"""Cost-volume PARA: fused third-view + wrist-view features for heatmap prediction.

For each pixel (u,v) in the agentview and each height bin h:
  1. Project the 3D cell onto the wrist camera, sample 16-dim wrist features
  2. Get 16-dim agentview features at (u,v)
  3. Get 16-dim learned height embedding for bin h
  4. Concatenate → 48-dim → 3-layer MLP → per-timestep heatmap score

Gripper/rotation: at the selected 3D cell (GT during train, argmax during eval),
extract the same 48-dim fused feature and map through 2-layer MLPs.
"""

import os
import torch
import torch.nn as nn
import torch.nn.functional as F

DINO_REPO_DIR     = os.environ.get("DINO_REPO_DIR",    "/Users/cameronsmith/Projects/robotics_testing/random/dinov3")
DINO_WEIGHTS_PATH = os.environ.get("DINO_WEIGHTS_PATH", "/Users/cameronsmith/Projects/robotics_testing/random/dinov3/weights/dinov3_vits16plus_pretrain_lvd1689m-4057cbaa.pth")
DINO_PATCH_SIZE = 16

N_WINDOW = 4
N_HEIGHT_BINS = 32
N_ROT_BINS = 32
PRED_SIZE = 64
FEAT_DIM = 16


class CostVolumePredictor(nn.Module):

    def __init__(self, target_size=448, pred_size=PRED_SIZE, n_window=N_WINDOW,
                 n_height_bins=N_HEIGHT_BINS, feat_dim=FEAT_DIM,
                 freeze_backbone=False, **kwargs):
        super().__init__()
        self.target_size = target_size
        self.pred_size = pred_size
        self.n_window = n_window
        self.n_height_bins = n_height_bins
        self.patch_size = DINO_PATCH_SIZE
        self.feat_dim = feat_dim
        self.model_type = "cost_volume"

        print("Loading DINOv2 model...")
        self.dino = torch.hub.load(
            DINO_REPO_DIR, 'dinov3_vits16plus', source='local', weights=DINO_WEIGHTS_PATH
        )
        if freeze_backbone:
            for param in self.dino.parameters():
                param.requires_grad = False
            self.dino.eval()

        self.embed_dim = self.dino.embed_dim
        D = self.embed_dim

        self.start_keypoint_embedding = nn.Parameter(torch.randn(D) * 0.02)

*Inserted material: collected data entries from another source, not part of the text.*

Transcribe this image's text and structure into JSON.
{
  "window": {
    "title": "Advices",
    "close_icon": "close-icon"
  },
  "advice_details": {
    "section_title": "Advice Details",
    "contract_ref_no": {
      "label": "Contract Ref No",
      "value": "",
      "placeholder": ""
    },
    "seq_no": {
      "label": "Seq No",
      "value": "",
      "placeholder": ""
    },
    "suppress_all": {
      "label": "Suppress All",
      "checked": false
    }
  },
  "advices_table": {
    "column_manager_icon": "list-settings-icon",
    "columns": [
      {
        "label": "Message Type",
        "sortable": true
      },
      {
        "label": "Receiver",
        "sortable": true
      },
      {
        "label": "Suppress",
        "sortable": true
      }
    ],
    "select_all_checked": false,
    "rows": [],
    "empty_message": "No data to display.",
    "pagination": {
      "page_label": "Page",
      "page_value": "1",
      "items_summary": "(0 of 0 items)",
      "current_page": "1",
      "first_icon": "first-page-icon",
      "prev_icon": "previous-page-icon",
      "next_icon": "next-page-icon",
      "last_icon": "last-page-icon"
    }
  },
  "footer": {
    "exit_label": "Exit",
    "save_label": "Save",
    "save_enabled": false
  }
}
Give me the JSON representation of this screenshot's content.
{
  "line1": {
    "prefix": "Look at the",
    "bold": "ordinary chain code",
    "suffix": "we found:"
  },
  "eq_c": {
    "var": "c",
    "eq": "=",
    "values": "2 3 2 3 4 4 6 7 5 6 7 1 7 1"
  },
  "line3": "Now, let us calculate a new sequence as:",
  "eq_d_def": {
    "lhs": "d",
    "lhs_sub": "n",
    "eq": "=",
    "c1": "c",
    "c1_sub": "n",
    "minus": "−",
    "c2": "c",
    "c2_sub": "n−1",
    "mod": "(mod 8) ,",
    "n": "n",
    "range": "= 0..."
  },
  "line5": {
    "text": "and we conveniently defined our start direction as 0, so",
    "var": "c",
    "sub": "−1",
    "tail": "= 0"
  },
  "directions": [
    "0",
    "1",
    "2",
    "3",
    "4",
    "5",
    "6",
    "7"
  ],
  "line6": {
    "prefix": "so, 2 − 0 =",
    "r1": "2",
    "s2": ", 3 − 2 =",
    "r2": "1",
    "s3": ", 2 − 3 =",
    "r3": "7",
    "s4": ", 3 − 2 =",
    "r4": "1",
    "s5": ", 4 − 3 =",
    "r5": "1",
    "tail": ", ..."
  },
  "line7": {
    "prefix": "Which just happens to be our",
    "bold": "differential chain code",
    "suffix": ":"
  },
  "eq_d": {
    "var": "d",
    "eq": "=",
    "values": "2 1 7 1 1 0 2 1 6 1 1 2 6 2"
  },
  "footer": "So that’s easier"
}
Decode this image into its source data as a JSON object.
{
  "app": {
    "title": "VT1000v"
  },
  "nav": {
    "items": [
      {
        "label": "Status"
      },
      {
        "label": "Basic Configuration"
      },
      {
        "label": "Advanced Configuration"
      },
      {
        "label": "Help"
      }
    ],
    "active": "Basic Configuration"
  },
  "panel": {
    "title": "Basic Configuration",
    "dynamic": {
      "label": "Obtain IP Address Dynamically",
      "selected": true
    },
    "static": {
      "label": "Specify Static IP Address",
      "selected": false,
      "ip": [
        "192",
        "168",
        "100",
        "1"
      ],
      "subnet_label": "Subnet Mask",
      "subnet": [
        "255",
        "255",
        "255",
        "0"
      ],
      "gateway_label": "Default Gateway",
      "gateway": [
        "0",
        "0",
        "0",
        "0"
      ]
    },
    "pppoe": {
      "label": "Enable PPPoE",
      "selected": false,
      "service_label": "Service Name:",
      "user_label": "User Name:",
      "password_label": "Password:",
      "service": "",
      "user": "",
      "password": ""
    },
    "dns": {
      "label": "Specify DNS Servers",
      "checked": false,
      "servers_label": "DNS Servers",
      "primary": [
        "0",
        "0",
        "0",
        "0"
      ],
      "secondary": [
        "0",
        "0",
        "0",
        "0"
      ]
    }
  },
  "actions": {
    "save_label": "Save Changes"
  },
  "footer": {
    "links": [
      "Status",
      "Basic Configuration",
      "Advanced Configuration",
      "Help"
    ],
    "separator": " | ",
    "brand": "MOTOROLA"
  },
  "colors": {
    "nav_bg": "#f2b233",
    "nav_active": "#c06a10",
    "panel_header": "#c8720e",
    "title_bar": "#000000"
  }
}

        # Agentview: D → D → feat_dim
        self.agent_convs = nn.Sequential(
            nn.Conv2d(D, D, 3, padding=1), nn.GELU(),
            nn.Conv2d(D, D, 3, padding=1), nn.GELU(),
            nn.Conv2d(D, feat_dim, 3, padding=1), nn.GELU(),
        )

        # Wrist: D → feat_dim
        self.wrist_convs = nn.Sequential(
            nn.Conv2d(D, D, 3, padding=1), nn.GELU(),
            nn.Conv2d(D, D // 2, 3, padding=1), nn.GELU(),
            nn.Conv2d(D // 2, feat_dim, 3, padding=1), nn.GELU(),
        )

        # Learned per-height-bin embedding
        self.height_embeddings = nn.Parameter(torch.randn(n_height_bins, feat_dim) * 0.02)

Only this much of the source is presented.